La salle a été réaménagée avec un siège sur deux inutilisable pour faire respecter les règles de distanciation sociale et limiter le nombre de personnes présentes, et le port du masque est recommandé.
Ces mesures sont jugées insuffisantes par l’association d’aide aux victimes des accidents de médicaments (AAAVAM), partie civile, qui sollicite un nouveau report de ce procès « à risque ».
« Je suis effrayé à l’idée que nous puissions être réunis. Nous serons une centaine dans la salle. Je n’ai pas l’impression que l’audience puisse se tenir dans une ambiance normale pour une justice sereine », soutient l’avocat de l’AAAVAM, Alain Fraitag.
« Aucun renvoi ne sera toléré », rétorque Charles Joseph-Oudin, avocat de quelque 250 parties civiles. « Les victimes attendent depuis des années, il faut que ça se termine », déclare-t-il à l’AFP.
« Excuses » et dénégations
Le procès se tient dix ans après la révélation de ce scandale sanitaire par la pneumologue de Brest Irène Frachon. Une question centrale a animé les débats: comment ce médicament, présenté comme un antidiabétique mais largement détourné comme coupe-faim, a-t-il pu être prescrit pendant 33 ans malgré les alertes répétées sur sa dangerosité?
Utilisé par cinq millions de personnes, le Mediator est à l’origine de graves lésions des valves cardiaques (valvulopathies) et d’hypertension artérielle pulmonaire (HTAP), une pathologie rare et mortelle.
Les laboratoires Servier sont accusés d’avoir sciemment dissimulé les propriétés anorexigènes et les dangereux effets secondaires du Mediator, qui sera remboursé au taux plein de 65%, malgré une efficacité discutable sur le diabète, jusqu’à son retrait du marché en novembre 2009.
Le groupe pharmaceutique, qui est notamment poursuivi pour « tromperie aggravée », « escroquerie » et « homicides et blessures involontaires », s’en est inlassablement défendu, mettant en avant « l’absence de signal de risque identifié avant 2009 ».
A la barre du tribunal, l’ex-numéro 2 de la firme, Jean-Philippe Seta, avait présenté ses « excuses » aux victimes, venues témoigner de leurs souffrances mais aussi de leur colère contre le « système Servier ». Le prévenu avait invoqué des « erreurs d’évaluation », mais rejeté toute faute intentionnelle.
Jugée pour avoir négligé les alertes sur la dangerosité du Mediator et tardé à le suspendre, l’Agence nationale de sécurité du médicament (ANSM, ex-Afssaps) a dit assumer « sa part de responsabilité » dans le drame sanitaire, et ne plaidera pas la relaxe.
L’Agence avait placé le Mediator sous enquête de pharmacovigilance dès 1995, du fait de ses similitudes chimiques avec deux anorexigènes du groupe Servier, l’Isoméride et le Ponderal, retirés eux du marché en 1997 en raison de leur dangerosité.
Plusieurs anciens responsables et experts des autorités de santé sont également poursuivis, soupçonnés d’avoir été sous « l’influence » des laboratoires Servier.
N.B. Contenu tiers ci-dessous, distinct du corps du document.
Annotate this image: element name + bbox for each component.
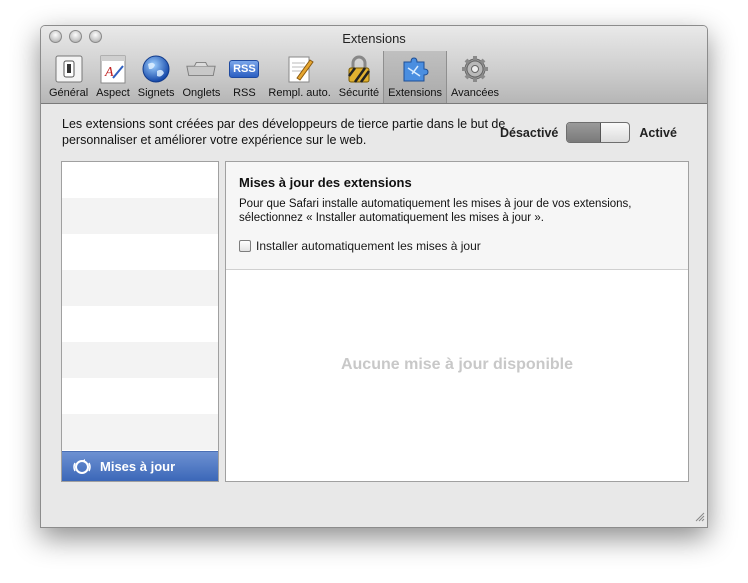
svg-text:A: A xyxy=(104,65,114,80)
toolbar-item-extensions[interactable]: Extensions xyxy=(383,51,447,103)
rss-badge: RSS xyxy=(229,60,260,78)
preferences-window: Extensions Général A Aspect Signets Ongl… xyxy=(40,25,708,528)
toolbar-item-aspect[interactable]: A Aspect xyxy=(92,51,134,103)
toolbar-item-label: Sécurité xyxy=(338,87,380,99)
list-item xyxy=(62,342,218,378)
lock-icon xyxy=(343,53,375,85)
resize-grip-icon[interactable] xyxy=(694,511,705,525)
toolbar-item-label: Avancées xyxy=(450,87,500,99)
list-item xyxy=(62,162,218,198)
toolbar-item-label: Signets xyxy=(137,87,175,99)
toggle-off-label: Désactivé xyxy=(500,125,559,140)
sidebar-item-label: Mises à jour xyxy=(100,459,176,474)
toolbar-item-label: Rempl. auto. xyxy=(268,87,331,99)
font-icon: A xyxy=(97,53,129,85)
refresh-icon xyxy=(72,458,92,476)
auto-install-option[interactable]: Installer automatiquement les mises à jo… xyxy=(239,239,675,253)
toolbar-item-label: Général xyxy=(49,87,89,99)
list-item xyxy=(62,270,218,306)
toolbar-item-autofill[interactable]: Rempl. auto. xyxy=(264,51,334,103)
toggle-knob[interactable] xyxy=(567,123,602,142)
gear-icon xyxy=(459,53,491,85)
list-item xyxy=(62,414,218,450)
auto-install-label[interactable]: Installer automatiquement les mises à jo… xyxy=(256,239,481,253)
pencil-icon xyxy=(284,53,316,85)
auto-install-checkbox[interactable] xyxy=(239,240,251,252)
list-item xyxy=(62,234,218,270)
no-updates-message: Aucune mise à jour disponible xyxy=(340,356,574,373)
extensions-toggle-group: Désactivé Activé xyxy=(500,122,677,143)
window-title: Extensions xyxy=(342,31,406,46)
updates-header: Mises à jour des extensions Pour que Saf… xyxy=(226,162,688,270)
extensions-list[interactable]: Mises à jour xyxy=(61,161,219,482)
extensions-pane: Les extensions sont créées par des dével… xyxy=(41,104,707,527)
updates-title: Mises à jour des extensions xyxy=(239,175,412,190)
toggle-on-label: Activé xyxy=(639,125,677,140)
toolbar-item-advanced[interactable]: Avancées xyxy=(447,51,503,103)
toolbar-item-security[interactable]: Sécurité xyxy=(335,51,383,103)
list-item xyxy=(62,378,218,414)
toolbar-item-label: Extensions xyxy=(388,87,442,99)
switch-icon xyxy=(53,53,85,85)
toolbar-item-tabs[interactable]: Onglets xyxy=(178,51,224,103)
extensions-description: Les extensions sont créées par des dével… xyxy=(62,117,506,147)
globe-icon xyxy=(140,53,172,85)
extensions-enable-toggle[interactable] xyxy=(566,122,631,143)
puzzle-icon xyxy=(399,53,431,85)
toolbar-item-rss[interactable]: RSS RSS xyxy=(224,51,264,103)
updates-detail-panel: Mises à jour des extensions Pour que Saf… xyxy=(225,161,689,482)
list-item xyxy=(62,198,218,234)
toolbar-item-bookmarks[interactable]: Signets xyxy=(134,51,179,103)
toolbar-item-label: RSS xyxy=(233,87,256,99)
tabs-icon xyxy=(185,53,217,85)
list-item xyxy=(62,306,218,342)
updates-description: Pour que Safari installe automatiquement… xyxy=(239,198,632,224)
sidebar-item-updates[interactable]: Mises à jour xyxy=(62,451,218,481)
rss-icon: RSS xyxy=(228,53,260,85)
toolbar-item-label: Aspect xyxy=(96,87,130,99)
toolbar-item-general[interactable]: Général xyxy=(45,51,92,103)
toolbar-item-label: Onglets xyxy=(182,87,221,99)
title-bar: Extensions Général A Aspect Signets Ongl… xyxy=(41,26,707,104)
preferences-toolbar: Général A Aspect Signets Onglets RSS RSS… xyxy=(45,51,503,103)
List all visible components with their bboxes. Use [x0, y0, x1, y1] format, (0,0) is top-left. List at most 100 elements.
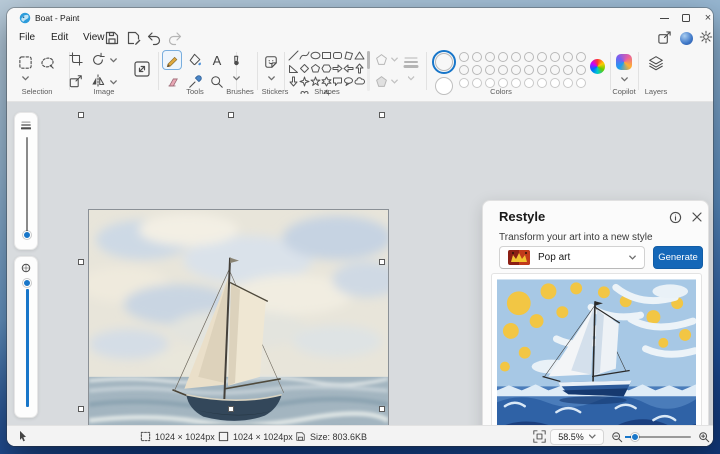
- redo-icon[interactable]: [167, 30, 183, 46]
- selection-handle-n[interactable]: [228, 112, 234, 118]
- zoom-level-dropdown[interactable]: 58.5%: [550, 429, 604, 445]
- palette-color[interactable]: [563, 52, 573, 62]
- shape-arrow-down[interactable]: [288, 76, 299, 87]
- opacity-slider[interactable]: [14, 256, 38, 418]
- freeform-select-button[interactable]: [37, 52, 57, 72]
- shape-rectangle[interactable]: [321, 50, 332, 61]
- flip-dropdown-chevron[interactable]: [110, 80, 117, 85]
- palette-color[interactable]: [576, 65, 586, 75]
- palette-color[interactable]: [524, 52, 534, 62]
- settings-gear-icon[interactable]: [699, 30, 713, 44]
- selection-handle-nw[interactable]: [78, 112, 84, 118]
- selection-handle-s[interactable]: [228, 406, 234, 412]
- shape-line[interactable]: [288, 50, 299, 61]
- close-button[interactable]: ×: [696, 8, 713, 28]
- palette-color[interactable]: [511, 65, 521, 75]
- shape-hexagon[interactable]: [321, 63, 332, 74]
- restyle-preview-image[interactable]: [497, 279, 696, 446]
- palette-color[interactable]: [576, 52, 586, 62]
- opacity-slider-track[interactable]: [26, 289, 29, 407]
- palette-color[interactable]: [550, 65, 560, 75]
- selection-handle-se[interactable]: [379, 406, 385, 412]
- shape-arrow-left[interactable]: [343, 63, 354, 74]
- zoom-out-icon[interactable]: [611, 431, 623, 443]
- shape-cloud-callout[interactable]: [354, 76, 365, 87]
- shape-fill-dropdown[interactable]: [375, 75, 398, 88]
- crop-button[interactable]: [67, 50, 85, 68]
- size-slider-track[interactable]: [26, 137, 28, 235]
- shape-four-point-star[interactable]: [299, 76, 310, 87]
- palette-empty-slot[interactable]: [459, 78, 469, 88]
- selection-handle-sw[interactable]: [78, 406, 84, 412]
- image-options-button[interactable]: [129, 56, 155, 82]
- shape-rounded-rectangle[interactable]: [332, 50, 343, 61]
- shapes-scrollbar[interactable]: [367, 51, 370, 91]
- zoom-in-icon[interactable]: [698, 431, 710, 443]
- palette-color[interactable]: [472, 65, 482, 75]
- text-tool-button[interactable]: A: [207, 50, 227, 70]
- palette-empty-slot[interactable]: [563, 78, 573, 88]
- layers-icon[interactable]: [647, 54, 665, 72]
- save-icon[interactable]: [104, 30, 120, 46]
- info-icon[interactable]: [669, 211, 682, 224]
- rectangle-select-button[interactable]: [15, 52, 35, 72]
- share-icon[interactable]: [657, 30, 672, 45]
- palette-color[interactable]: [485, 52, 495, 62]
- rotate-button[interactable]: [89, 50, 107, 68]
- shape-curve[interactable]: [299, 50, 310, 61]
- shape-six-point-star[interactable]: [321, 76, 332, 87]
- palette-color[interactable]: [498, 52, 508, 62]
- shape-five-point-star[interactable]: [310, 76, 321, 87]
- selection-handle-e[interactable]: [379, 259, 385, 265]
- palette-empty-slot[interactable]: [537, 78, 547, 88]
- palette-color[interactable]: [485, 65, 495, 75]
- edit-colors-wheel-button[interactable]: [590, 59, 605, 74]
- selection-dropdown-chevron[interactable]: [22, 76, 29, 81]
- shape-polygon[interactable]: [343, 50, 354, 61]
- undo-icon[interactable]: [146, 30, 162, 46]
- zoom-slider-thumb[interactable]: [631, 433, 639, 441]
- generate-button[interactable]: Generate: [653, 246, 703, 269]
- color1-swatch[interactable]: [435, 53, 453, 71]
- shape-arrow-right[interactable]: [332, 63, 343, 74]
- shape-diamond[interactable]: [299, 63, 310, 74]
- palette-color[interactable]: [537, 52, 547, 62]
- shape-right-triangle[interactable]: [288, 63, 299, 74]
- shape-pentagon[interactable]: [310, 63, 321, 74]
- shape-oval[interactable]: [310, 50, 321, 61]
- stroke-width-button[interactable]: [403, 54, 419, 81]
- palette-color[interactable]: [459, 65, 469, 75]
- palette-color[interactable]: [472, 52, 482, 62]
- minimize-button[interactable]: [652, 8, 676, 28]
- account-avatar[interactable]: [680, 32, 693, 45]
- palette-empty-slot[interactable]: [550, 78, 560, 88]
- brushes-button[interactable]: [226, 52, 246, 72]
- palette-color[interactable]: [537, 65, 547, 75]
- palette-color[interactable]: [550, 52, 560, 62]
- size-slider-thumb[interactable]: [23, 231, 31, 239]
- copilot-icon[interactable]: [616, 54, 632, 70]
- palette-color[interactable]: [498, 65, 508, 75]
- palette-empty-slot[interactable]: [576, 78, 586, 88]
- shape-arrow-up[interactable]: [354, 63, 365, 74]
- menu-edit[interactable]: Edit: [45, 30, 74, 45]
- color2-swatch[interactable]: [435, 77, 453, 95]
- save-as-icon[interactable]: [126, 30, 142, 46]
- copilot-dropdown-chevron[interactable]: [621, 77, 628, 82]
- fit-to-window-icon[interactable]: [533, 430, 546, 443]
- menu-file[interactable]: File: [13, 30, 41, 45]
- pencil-tool-button[interactable]: [162, 50, 182, 70]
- rotate-dropdown-chevron[interactable]: [110, 58, 117, 63]
- stickers-button[interactable]: [261, 52, 281, 72]
- shape-oval-callout[interactable]: [343, 76, 354, 87]
- style-dropdown[interactable]: Pop art: [499, 246, 645, 269]
- maximize-button[interactable]: [674, 8, 698, 28]
- selection-handle-ne[interactable]: [379, 112, 385, 118]
- palette-color[interactable]: [511, 52, 521, 62]
- shape-outline-dropdown[interactable]: [375, 53, 398, 66]
- palette-color[interactable]: [563, 65, 573, 75]
- palette-color[interactable]: [459, 52, 469, 62]
- close-panel-icon[interactable]: [691, 211, 703, 223]
- size-slider[interactable]: [14, 112, 38, 250]
- palette-color[interactable]: [524, 65, 534, 75]
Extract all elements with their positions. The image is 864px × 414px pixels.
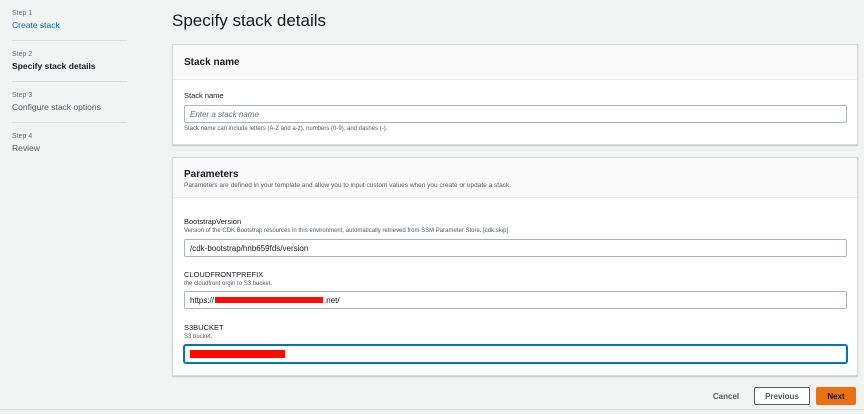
cancel-button[interactable]: Cancel (706, 387, 746, 405)
cloudfront-prefix-description: the cloudfront orgin to S3 bucket. (184, 281, 273, 287)
panel-description: Parameters are defined in your template … (184, 182, 511, 189)
panel-header: Parameters Parameters are defined in you… (173, 158, 857, 198)
panel-title: Parameters (184, 169, 239, 180)
stack-name-label: Stack name (184, 91, 224, 100)
cloudfront-prefix-label: CLOUDFRONTPREFIX (184, 270, 264, 279)
redacted-text (215, 297, 324, 303)
panel-header: Stack name (173, 45, 857, 80)
next-button[interactable]: Next (816, 387, 856, 405)
step-title-current: Specify stack details (12, 61, 96, 71)
wizard-step-4: Step 4 Review (12, 133, 127, 163)
cloudfront-prefix-value-end: .net/ (324, 295, 340, 305)
wizard-steps-nav: Step 1 Create stack Step 2 Specify stack… (12, 10, 127, 173)
s3-bucket-input[interactable] (184, 345, 847, 363)
s3-bucket-label: S3BUCKET (184, 323, 224, 332)
page-title: Specify stack details (172, 11, 327, 30)
step-link-create-stack[interactable]: Create stack (12, 20, 127, 30)
cloudfront-prefix-value-start: https:// (190, 295, 215, 305)
cloudfront-prefix-input[interactable]: https:// .net/ (184, 291, 847, 309)
step-number: Step 3 (12, 92, 33, 99)
stack-name-constraint: Stack name can include letters (A-Z and … (184, 126, 388, 132)
parameters-panel: Parameters Parameters are defined in you… (172, 157, 858, 376)
wizard-step-1: Step 1 Create stack (12, 10, 127, 41)
step-title: Review (12, 143, 40, 153)
wizard-step-2: Step 2 Specify stack details (12, 51, 127, 82)
step-number: Step 2 (12, 51, 33, 58)
redacted-text (190, 350, 285, 358)
wizard-step-3: Step 3 Configure stack options (12, 92, 127, 123)
panel-title: Stack name (184, 56, 240, 68)
step-title: Configure stack options (12, 102, 101, 112)
divider (0, 409, 864, 410)
bootstrap-version-input[interactable] (184, 239, 847, 257)
bootstrap-version-label: BootstrapVersion (184, 217, 242, 226)
step-number: Step 1 (12, 10, 33, 17)
s3-bucket-description: S3 bucket. (184, 334, 213, 340)
step-number: Step 4 (12, 133, 33, 140)
stack-name-input[interactable] (184, 105, 847, 123)
bootstrap-version-description: Version of the CDK Bootstrap resources i… (184, 228, 509, 234)
previous-button[interactable]: Previous (754, 387, 810, 405)
stack-name-panel: Stack name Stack name Stack name can inc… (172, 44, 858, 145)
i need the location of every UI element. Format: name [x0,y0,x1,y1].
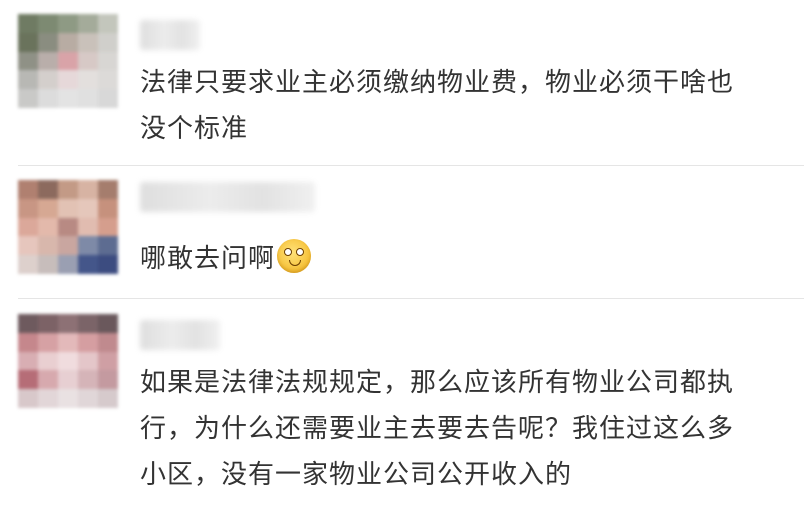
divider [18,165,804,166]
comment-item: 哪敢去问啊 [0,168,804,298]
username-blurred[interactable] [140,320,220,350]
comment-text-line: 法律只要求业主必须缴纳物业费，物业必须干啥也 [140,68,735,98]
comment-text: 哪敢去问啊 [140,236,770,282]
comment-item: 如果是法律法规规定，那么应该所有物业公司都执 行，为什么还需要业主去要去告呢？我… [0,300,804,510]
comment-text-line: 哪敢去问啊 [140,236,770,282]
comment-text-line: 没个标准 [140,114,249,144]
comment-text: 如果是法律法规规定，那么应该所有物业公司都执 行，为什么还需要业主去要去告呢？我… [140,360,770,498]
grimace-emoji-icon [277,239,312,273]
username-blurred[interactable] [140,20,200,50]
comment-text-line: 小区，没有一家物业公司公开收入的 [140,460,573,490]
avatar[interactable] [18,180,118,274]
avatar[interactable] [18,314,118,408]
divider [18,298,804,299]
comment-text-line: 行，为什么还需要业主去要去告呢？我住过这么多 [140,414,735,444]
avatar[interactable] [18,14,118,108]
username-blurred[interactable] [140,182,315,212]
comment-item: 法律只要求业主必须缴纳物业费，物业必须干啥也 没个标准 [0,0,804,162]
comment-text-line: 如果是法律法规规定，那么应该所有物业公司都执 [140,368,735,398]
comment-text: 法律只要求业主必须缴纳物业费，物业必须干啥也 没个标准 [140,60,770,152]
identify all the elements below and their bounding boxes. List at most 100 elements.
Ils ont nié tout conflit d’intérêts avec la firme.
Vingt journées d’audience sont encore prévues. Le tribunal doit entendre l’ancienne sénatrice Marie-Thérèse Hermange, accusée d’avoir modifié un rapport sur le Mediator après une « visite clandestine » au Sénat d’un conseiller du groupe Servier et ex-directeur général de l’Inserm, Claude Griscelli.
Le début des plaidoiries des parties civiles, qui demandent pour la plupart réparation pour « tromperie », est prévu le 9 juin.
Seuls 95 cas d’homicides et blessures involontaires ont été examinés par le tribunal. Ce volet est toujours à l’instruction et devrait faire l’objet d’un second procès pénal.
De nombreuses victimes corporelles ont par ailleurs déjà été indemnisées par Servier et se sont donc désistées de la procédure pénale.
Les réquisitions du parquet sont attendues fin juin. La parole sera ensuite à la défense. La fin du procès est désormais prévue le 6 juillet.